Upper bounds to the impact parameter and cross section for atom–diatom exchange reactions

Abstract

We establish upper bounds to the impact parameter and cross section for any A+BC exchange reaction in which the reagents are in a given initial state. The approach we take is to use the centrifugal forces generated in a collision to place a bound on the values of the total angular momentum for which reaction can occur. The bounds on the impact parameter and cross section then follow directly from the restrictions imposed by energy and angular momentum conservation. Our approach is related to theories based on the properties of periodic trajectories in that the system configuration which determines the angular momentum bound is also that of a quasibound ABC rigid rotor periodic trajectory. The equation which defines the configuration of this trajectory is similar in form to a generating function recently derived by Child and Pollak. Furthermore, an analysis of the symmetric stretch periodic trajectories in the H+H2 reaction suggests that the rigid rotor trajectory is the maximum angular momentum member of a family of periodic trajectories which exist at energies below and above the dissociation threshold. Our approach is also related to variational transition state theory. However, rather than vary the location of a diving surface, we keep the surface fixed in the reagents’ region of the system phase space and vary instead its boundary.
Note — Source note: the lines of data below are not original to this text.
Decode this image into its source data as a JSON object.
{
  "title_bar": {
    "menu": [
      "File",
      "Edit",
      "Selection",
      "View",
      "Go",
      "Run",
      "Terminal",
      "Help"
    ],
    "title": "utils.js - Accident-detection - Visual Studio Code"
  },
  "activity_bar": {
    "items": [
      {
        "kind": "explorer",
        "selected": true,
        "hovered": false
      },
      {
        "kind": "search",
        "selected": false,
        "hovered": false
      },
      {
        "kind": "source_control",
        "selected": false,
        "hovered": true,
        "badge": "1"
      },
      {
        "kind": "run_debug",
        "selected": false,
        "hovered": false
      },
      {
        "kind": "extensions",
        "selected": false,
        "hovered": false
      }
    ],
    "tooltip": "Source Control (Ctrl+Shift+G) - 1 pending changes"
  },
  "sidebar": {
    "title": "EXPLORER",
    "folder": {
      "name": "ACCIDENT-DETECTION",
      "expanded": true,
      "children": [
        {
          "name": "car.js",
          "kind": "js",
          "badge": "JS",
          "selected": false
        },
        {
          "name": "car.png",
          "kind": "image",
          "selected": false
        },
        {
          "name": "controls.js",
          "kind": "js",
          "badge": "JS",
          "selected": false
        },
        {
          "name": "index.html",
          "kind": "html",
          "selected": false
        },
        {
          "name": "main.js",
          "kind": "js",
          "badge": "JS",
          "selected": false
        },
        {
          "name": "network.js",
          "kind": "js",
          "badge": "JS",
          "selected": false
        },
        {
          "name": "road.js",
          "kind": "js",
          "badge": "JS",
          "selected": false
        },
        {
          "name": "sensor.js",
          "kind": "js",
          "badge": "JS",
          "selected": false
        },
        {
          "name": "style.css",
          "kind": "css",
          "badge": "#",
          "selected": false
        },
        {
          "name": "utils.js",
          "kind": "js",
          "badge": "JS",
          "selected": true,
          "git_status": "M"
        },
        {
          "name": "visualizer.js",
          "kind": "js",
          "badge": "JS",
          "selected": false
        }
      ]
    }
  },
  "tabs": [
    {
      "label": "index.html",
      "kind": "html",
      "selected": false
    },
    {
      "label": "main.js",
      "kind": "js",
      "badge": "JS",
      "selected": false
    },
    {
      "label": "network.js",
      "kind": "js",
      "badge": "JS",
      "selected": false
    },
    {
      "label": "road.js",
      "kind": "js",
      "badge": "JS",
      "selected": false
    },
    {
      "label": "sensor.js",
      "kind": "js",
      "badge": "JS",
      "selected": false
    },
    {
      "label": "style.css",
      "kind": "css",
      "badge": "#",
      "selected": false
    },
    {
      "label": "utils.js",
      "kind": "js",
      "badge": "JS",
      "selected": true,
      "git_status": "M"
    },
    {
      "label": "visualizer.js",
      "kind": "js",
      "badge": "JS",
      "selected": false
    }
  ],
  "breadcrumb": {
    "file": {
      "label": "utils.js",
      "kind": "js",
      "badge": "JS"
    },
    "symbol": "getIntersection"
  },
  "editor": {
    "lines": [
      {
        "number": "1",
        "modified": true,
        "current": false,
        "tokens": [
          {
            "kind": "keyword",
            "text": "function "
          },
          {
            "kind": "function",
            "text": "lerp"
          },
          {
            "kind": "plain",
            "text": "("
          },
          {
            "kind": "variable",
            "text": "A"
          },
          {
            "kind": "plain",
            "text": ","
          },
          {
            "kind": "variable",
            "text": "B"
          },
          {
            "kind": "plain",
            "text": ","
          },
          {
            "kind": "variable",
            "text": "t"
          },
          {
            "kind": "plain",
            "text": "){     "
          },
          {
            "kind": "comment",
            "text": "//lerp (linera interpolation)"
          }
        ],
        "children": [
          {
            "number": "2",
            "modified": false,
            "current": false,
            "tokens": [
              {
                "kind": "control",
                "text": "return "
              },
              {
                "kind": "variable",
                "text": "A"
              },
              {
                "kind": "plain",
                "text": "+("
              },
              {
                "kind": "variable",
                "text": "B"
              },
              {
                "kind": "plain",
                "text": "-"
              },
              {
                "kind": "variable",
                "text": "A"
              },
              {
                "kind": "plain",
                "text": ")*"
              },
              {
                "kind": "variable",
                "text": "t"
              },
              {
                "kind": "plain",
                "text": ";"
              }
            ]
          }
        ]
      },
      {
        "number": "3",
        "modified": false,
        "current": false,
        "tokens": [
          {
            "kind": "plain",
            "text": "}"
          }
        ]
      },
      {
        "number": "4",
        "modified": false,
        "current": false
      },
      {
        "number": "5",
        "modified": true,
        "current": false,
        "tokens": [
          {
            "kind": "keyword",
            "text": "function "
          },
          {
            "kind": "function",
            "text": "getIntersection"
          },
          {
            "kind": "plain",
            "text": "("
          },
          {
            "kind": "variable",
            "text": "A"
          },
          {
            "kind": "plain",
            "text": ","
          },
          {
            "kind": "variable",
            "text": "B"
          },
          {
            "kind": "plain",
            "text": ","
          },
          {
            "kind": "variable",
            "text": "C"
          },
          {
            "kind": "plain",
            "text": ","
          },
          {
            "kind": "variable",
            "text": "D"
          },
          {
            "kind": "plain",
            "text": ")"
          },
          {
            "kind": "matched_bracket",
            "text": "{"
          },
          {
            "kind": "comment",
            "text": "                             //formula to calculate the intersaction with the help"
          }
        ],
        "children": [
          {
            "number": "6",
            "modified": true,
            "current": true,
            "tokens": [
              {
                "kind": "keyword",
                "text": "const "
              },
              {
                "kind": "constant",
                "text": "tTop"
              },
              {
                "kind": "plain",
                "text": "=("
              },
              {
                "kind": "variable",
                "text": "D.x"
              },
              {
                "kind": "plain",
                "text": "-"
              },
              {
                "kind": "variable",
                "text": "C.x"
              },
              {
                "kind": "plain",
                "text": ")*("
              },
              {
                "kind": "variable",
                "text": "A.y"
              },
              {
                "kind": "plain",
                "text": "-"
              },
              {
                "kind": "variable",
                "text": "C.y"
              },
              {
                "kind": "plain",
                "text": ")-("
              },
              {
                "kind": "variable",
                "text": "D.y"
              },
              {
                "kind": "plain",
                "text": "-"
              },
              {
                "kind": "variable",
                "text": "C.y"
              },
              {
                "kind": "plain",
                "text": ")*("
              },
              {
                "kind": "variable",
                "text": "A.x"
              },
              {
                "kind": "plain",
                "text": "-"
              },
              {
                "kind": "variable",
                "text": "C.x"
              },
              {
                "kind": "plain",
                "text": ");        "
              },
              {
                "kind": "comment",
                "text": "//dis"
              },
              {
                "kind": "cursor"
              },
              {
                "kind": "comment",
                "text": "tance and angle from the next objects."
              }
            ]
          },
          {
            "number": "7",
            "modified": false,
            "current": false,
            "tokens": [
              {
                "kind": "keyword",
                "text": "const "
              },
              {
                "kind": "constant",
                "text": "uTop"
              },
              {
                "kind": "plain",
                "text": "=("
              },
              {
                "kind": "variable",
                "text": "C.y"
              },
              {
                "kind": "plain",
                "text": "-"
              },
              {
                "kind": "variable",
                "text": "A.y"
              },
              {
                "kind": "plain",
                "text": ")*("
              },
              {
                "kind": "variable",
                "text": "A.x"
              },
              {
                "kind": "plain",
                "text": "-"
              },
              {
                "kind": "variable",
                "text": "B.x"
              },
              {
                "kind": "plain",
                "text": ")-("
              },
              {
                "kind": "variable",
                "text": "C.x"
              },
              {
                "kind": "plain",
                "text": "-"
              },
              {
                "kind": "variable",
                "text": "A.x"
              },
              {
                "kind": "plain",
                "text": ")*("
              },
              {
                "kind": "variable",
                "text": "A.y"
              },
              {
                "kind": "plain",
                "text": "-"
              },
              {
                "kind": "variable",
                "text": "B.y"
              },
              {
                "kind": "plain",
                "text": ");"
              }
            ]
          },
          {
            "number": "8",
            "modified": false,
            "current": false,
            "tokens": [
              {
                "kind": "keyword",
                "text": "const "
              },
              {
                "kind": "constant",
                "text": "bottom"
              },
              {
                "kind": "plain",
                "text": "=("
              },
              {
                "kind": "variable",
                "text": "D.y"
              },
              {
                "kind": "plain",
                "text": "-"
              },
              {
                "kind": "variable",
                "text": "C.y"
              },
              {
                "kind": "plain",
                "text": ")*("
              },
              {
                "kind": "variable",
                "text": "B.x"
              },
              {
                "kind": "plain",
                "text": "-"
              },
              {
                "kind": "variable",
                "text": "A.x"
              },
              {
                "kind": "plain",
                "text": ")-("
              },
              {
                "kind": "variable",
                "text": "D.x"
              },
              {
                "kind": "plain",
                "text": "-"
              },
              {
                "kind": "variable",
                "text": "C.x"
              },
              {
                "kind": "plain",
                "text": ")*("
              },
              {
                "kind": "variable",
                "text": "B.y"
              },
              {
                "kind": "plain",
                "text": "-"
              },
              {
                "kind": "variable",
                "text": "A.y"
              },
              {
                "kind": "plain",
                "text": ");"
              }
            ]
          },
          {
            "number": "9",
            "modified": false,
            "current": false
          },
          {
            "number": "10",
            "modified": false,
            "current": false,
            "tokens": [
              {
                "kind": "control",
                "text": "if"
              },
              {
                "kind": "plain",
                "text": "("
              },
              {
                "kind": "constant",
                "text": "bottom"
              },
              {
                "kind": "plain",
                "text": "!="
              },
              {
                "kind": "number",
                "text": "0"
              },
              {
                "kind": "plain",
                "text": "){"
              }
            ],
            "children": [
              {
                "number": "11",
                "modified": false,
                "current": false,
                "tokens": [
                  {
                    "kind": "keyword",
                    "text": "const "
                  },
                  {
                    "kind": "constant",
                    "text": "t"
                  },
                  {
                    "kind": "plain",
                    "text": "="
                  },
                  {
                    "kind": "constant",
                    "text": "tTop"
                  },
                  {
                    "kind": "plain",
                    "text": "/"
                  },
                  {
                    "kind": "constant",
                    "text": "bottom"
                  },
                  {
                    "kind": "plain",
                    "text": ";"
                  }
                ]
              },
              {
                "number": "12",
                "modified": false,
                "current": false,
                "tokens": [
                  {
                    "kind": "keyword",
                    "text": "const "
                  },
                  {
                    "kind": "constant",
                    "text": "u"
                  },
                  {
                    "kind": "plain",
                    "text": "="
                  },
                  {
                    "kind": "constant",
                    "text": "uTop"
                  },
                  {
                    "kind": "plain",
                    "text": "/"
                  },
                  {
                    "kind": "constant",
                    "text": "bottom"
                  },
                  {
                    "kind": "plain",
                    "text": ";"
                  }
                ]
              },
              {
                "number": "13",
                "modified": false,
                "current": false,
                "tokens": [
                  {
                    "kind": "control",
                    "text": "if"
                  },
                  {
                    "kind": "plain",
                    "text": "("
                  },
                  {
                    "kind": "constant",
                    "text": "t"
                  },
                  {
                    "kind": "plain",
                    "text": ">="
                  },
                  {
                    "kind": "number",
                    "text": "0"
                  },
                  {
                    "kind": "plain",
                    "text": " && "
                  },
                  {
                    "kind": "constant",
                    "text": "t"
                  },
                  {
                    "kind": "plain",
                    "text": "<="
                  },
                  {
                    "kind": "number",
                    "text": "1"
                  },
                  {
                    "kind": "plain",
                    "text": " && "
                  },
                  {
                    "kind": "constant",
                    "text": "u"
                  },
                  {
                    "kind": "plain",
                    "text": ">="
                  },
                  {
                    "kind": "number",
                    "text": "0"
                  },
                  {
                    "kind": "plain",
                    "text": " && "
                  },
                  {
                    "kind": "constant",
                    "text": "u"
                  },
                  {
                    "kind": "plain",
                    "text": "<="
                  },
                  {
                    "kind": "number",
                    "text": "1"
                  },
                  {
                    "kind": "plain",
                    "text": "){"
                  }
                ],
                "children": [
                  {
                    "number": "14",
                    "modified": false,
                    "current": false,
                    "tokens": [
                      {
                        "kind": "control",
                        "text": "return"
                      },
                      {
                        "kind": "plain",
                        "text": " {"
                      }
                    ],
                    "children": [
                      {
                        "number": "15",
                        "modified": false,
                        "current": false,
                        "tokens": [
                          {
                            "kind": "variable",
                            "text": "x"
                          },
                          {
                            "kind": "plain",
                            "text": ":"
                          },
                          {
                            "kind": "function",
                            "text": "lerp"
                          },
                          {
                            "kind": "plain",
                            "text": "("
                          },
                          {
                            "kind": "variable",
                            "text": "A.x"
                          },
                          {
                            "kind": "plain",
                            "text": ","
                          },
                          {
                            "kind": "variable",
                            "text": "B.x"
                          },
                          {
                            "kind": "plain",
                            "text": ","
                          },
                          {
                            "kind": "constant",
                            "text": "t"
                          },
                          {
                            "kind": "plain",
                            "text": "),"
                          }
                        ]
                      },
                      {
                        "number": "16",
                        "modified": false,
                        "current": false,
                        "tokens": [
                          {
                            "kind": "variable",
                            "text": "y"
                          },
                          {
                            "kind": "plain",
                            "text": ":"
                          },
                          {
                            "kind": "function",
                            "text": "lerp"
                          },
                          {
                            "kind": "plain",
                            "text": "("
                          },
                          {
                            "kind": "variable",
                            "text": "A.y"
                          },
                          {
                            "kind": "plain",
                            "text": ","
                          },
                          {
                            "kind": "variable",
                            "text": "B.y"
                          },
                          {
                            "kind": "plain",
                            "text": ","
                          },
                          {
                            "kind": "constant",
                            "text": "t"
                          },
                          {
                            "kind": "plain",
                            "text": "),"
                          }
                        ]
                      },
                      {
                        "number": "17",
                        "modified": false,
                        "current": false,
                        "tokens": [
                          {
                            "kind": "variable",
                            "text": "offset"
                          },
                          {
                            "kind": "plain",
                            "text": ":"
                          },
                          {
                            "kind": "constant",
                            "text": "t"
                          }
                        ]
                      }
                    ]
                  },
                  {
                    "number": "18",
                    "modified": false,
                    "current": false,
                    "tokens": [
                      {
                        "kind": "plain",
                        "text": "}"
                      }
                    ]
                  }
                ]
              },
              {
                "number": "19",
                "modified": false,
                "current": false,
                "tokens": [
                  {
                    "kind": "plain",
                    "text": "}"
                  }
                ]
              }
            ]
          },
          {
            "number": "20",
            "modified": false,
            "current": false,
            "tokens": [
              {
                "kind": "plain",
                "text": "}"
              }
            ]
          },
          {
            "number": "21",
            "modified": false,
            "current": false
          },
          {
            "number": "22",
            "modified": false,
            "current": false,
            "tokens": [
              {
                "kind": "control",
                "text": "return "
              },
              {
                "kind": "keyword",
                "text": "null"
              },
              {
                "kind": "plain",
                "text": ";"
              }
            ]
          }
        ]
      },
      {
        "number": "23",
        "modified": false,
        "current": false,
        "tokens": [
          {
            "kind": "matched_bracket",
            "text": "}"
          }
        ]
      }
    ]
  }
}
We compare the bounds we place on the impact parameter and cross section to the quasiclassical trajectory data of Karplus, Porter, and Sharma for the H+H2 exchange reaction and to that of Persky for the reactions of Cl with H2, D2, and HD. The cross section ratios show a near-linear dependence on the fraction of the total system energy which is partitioned initially into relative translational energy of the reagents, whereas the impact parameter ratios smoothly increase from ∼0.2 near threshold to a maximum of ∼0.9.